Significant Theoretical Contribution: Establishes the minimax optimality of regularized PFL problems for the first time, and quantitatively characterizes the bilateral impact of \(\lambda\) on statistical accuracy and communication for the first time.
Novel Analytical Techniques: Derives the statistical rate directly from the properties of the objective function without relying on specific algorithms; utilizes the GlobalTrain solution as a bridge to prove the case of small \(R\).
Practical Guidance Value: Provides a theoretically grounded strategy for selecting the personalization degree \(\lambda\).
Bi-level Optimization Perspective: Naturally reformulates the PFL problem into a Moreau envelope form, leading to an elegant algorithm design.

Limitations & Future Work¶

Statistical analysis relies on strongly convex + smooth assumptions, while the non-convex theory is only validated experimentally.
Heterogeneity measurement only considers the model parameter distance \(R\), without covering more fine-grained distribution shift structures.
Only considers full participation (all clients participate in each round), without analyzing partial participation scenarios.
The optimal choice of \(\lambda\) requires knowledge of parameters such as \(R\), \(\rho\), \(\mu\), and \(L\), which are difficult to obtain in practice.
The trade-off under privacy constraints (such as differential privacy) is not considered.
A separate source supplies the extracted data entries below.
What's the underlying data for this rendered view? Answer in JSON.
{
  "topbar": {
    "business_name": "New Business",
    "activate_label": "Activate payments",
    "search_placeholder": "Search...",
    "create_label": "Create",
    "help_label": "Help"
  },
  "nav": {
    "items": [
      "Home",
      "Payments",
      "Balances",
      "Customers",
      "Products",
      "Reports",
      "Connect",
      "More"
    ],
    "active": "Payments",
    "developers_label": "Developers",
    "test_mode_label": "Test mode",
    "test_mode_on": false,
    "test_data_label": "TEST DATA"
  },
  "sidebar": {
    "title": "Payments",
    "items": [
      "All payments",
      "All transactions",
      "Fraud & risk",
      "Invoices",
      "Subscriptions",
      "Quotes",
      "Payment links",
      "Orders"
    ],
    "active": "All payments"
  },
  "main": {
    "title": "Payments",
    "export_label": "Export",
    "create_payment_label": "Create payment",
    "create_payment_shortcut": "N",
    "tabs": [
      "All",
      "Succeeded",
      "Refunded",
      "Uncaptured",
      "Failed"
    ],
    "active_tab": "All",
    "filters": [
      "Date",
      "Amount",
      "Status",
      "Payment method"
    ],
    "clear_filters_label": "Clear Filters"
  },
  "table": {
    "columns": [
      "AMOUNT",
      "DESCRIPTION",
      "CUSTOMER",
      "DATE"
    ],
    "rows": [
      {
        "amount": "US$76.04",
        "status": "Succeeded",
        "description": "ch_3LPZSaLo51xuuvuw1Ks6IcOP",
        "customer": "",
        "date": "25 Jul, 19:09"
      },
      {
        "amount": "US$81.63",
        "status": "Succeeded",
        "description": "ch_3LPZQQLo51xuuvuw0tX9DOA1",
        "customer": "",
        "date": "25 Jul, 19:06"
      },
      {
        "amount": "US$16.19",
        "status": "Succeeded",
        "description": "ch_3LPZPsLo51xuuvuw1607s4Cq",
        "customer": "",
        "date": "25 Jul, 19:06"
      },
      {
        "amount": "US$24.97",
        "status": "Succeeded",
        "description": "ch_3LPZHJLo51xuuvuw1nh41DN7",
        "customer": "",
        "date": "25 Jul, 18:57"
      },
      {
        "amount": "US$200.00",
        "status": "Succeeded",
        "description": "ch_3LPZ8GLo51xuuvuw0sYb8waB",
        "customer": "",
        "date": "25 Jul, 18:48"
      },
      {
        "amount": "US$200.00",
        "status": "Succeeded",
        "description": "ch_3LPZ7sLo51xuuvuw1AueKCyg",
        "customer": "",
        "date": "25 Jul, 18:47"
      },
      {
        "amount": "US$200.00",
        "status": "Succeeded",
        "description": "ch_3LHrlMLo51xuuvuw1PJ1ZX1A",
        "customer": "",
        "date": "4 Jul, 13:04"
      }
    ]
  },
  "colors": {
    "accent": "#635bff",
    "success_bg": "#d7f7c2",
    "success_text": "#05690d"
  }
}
L2GD (Hanzely & Richtárik, 2020): Also studies the optimization complexity of Problem (2), but without statistical analysis.
pFedMe (T Dinh et al., 2020): Employs Moreau envelopes for personalization, but the communication complexity depends on \(1/\varepsilon\) instead of \(\log(1/\varepsilon)\).
Chen et al. (2023c): Attempts to establish statistical rates but yields incorrect conclusions when \(\lambda \to \infty\), and the rate is loose.
Insights: The approach of combining statistical estimation theory with distributed optimization can be extended to other FL variants (such as federated transfer learning and federated meta-learning).

Rating¶

Novelty: ⭐⭐⭐⭐⭐ (Establishes the minimax optimality and accuracy-communication trade-off of PFL for the first time)
Experimental Thoroughness: ⭐⭐⭐⭐ (Synthetic + real data + non-convex validation, although the real-world data scenarios are relatively simple)
Writing Quality: ⭐⭐⭐⭐⭐ (Clear structure, progressive theoretical derivation)
Value: ⭐⭐⭐⭐⭐ (Provides the first comprehensive theoretical framework for selecting the personalization level in PFL)